Pour la recherche, la poursuite, l'instruction et le
jugement des infractions mentionnées aux alinéas
précédents, le tribunal du lieu où le chèque est payable
est compétent, sans préjudice de l'application des
articles 43, 52 et 382 du code de procédure pénale.
Article L163-3
(Ordonnance nº 2000-916 du 19 septembre 2000
art. 3 Journal Officiel du 22 septembre 2002 en vigueur
le 1er janvier 2002)
Est puni d'un emprisonnement de sept ans et d'une
amende de 750 000 euros le fait pour toute personne :
1. De contrefaire ou de falsifier un chèque ;
2. De faire ou de tenter de faire usage, en
connaissance de cause, d'un chèque contrefait ou
falsifié ;
3. D'accepter, en connaissance de cause, de recevoir
un chèque contrefait ou falsifié.
Article L163-4
Est puni des peines prévues à
l'article L. 163-3 le fait pour toute personne :
1. De contrefaire ou de falsifier une carte de
paiement ou de retrait ;
2. De faire ou de tenter de faire usage, en
connaissance de cause, d'une carte de paiement ou de
retrait contrefaite ou falsifiée ;
3. D'accepter, en connaissance de cause, de recevoir
un paiement au moyen d'une carte de paiement contrefaite
ou falsifiée.
Article L163-4-1
(inséré par Loi nº 2001-1062 du 15 novembre
2001 art. 40 Journal Officiel du 16 novembre 2001)

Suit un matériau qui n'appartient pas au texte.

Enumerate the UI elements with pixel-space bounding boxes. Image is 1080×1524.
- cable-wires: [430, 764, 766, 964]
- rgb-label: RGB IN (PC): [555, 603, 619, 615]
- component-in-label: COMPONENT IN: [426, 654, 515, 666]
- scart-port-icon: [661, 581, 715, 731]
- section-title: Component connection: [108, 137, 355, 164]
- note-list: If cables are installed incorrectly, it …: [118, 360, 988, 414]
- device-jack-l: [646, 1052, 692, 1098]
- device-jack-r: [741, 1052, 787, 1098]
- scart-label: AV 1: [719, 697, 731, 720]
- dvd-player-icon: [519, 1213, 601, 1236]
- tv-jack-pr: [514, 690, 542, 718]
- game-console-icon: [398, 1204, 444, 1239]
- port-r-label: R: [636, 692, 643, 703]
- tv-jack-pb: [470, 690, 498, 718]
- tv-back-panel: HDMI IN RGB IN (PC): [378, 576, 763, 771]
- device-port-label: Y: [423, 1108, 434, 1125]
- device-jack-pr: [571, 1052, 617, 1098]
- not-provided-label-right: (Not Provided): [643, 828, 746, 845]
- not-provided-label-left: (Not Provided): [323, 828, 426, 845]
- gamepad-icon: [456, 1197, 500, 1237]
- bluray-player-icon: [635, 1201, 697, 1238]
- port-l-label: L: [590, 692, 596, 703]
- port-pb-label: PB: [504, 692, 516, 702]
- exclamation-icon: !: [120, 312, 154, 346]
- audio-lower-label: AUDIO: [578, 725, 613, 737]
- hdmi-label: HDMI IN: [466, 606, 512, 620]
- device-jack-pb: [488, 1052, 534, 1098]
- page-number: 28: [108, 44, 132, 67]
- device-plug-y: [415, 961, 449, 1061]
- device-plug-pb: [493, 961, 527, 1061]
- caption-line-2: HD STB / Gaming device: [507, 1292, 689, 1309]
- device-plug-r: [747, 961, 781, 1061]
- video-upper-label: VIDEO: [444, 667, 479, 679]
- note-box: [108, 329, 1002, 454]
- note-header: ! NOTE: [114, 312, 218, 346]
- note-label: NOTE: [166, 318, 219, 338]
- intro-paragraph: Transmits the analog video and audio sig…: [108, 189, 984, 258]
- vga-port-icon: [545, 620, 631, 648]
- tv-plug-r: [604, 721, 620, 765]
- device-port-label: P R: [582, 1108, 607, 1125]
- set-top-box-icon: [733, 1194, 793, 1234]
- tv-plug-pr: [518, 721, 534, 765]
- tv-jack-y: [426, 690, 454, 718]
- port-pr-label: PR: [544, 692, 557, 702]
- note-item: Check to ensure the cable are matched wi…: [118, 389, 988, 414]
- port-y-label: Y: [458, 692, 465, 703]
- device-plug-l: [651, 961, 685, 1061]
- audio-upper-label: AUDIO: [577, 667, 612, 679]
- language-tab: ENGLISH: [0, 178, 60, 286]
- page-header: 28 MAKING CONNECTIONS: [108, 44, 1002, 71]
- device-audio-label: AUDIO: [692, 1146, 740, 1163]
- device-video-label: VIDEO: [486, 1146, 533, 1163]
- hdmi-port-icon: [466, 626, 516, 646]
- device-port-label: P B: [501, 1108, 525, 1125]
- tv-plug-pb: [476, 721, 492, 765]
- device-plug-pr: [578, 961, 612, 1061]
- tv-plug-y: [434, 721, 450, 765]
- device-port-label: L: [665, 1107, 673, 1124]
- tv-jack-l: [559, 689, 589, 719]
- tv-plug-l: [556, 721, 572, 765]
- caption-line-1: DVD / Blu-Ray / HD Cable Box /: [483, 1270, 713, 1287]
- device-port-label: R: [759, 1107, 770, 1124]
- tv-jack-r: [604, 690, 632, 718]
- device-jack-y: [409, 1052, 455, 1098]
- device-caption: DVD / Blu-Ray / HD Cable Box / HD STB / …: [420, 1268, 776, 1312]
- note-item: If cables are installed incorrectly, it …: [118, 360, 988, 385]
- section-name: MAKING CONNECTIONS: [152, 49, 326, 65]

Est puni de sept ans d'emprisonnement et de
750 000 euros d'amende le fait, pour toute personne, de
fabriquer, d'acquérir, de détenir, de céder, d'offrir ou
de mettre à disposition des équipements, instruments,
programmes informatiques ou toutes données conçus ou
spécialement adaptés pour commettre les infractions
prévues au 1º de l'article L. 163-3 et au 1º de
l'article L. 163-4.
Article L163-4-2
(inséré par Loi nº 2001-1062 du 15 novembre
2001 art. 40 Journal Officiel du 16 novembre 2001)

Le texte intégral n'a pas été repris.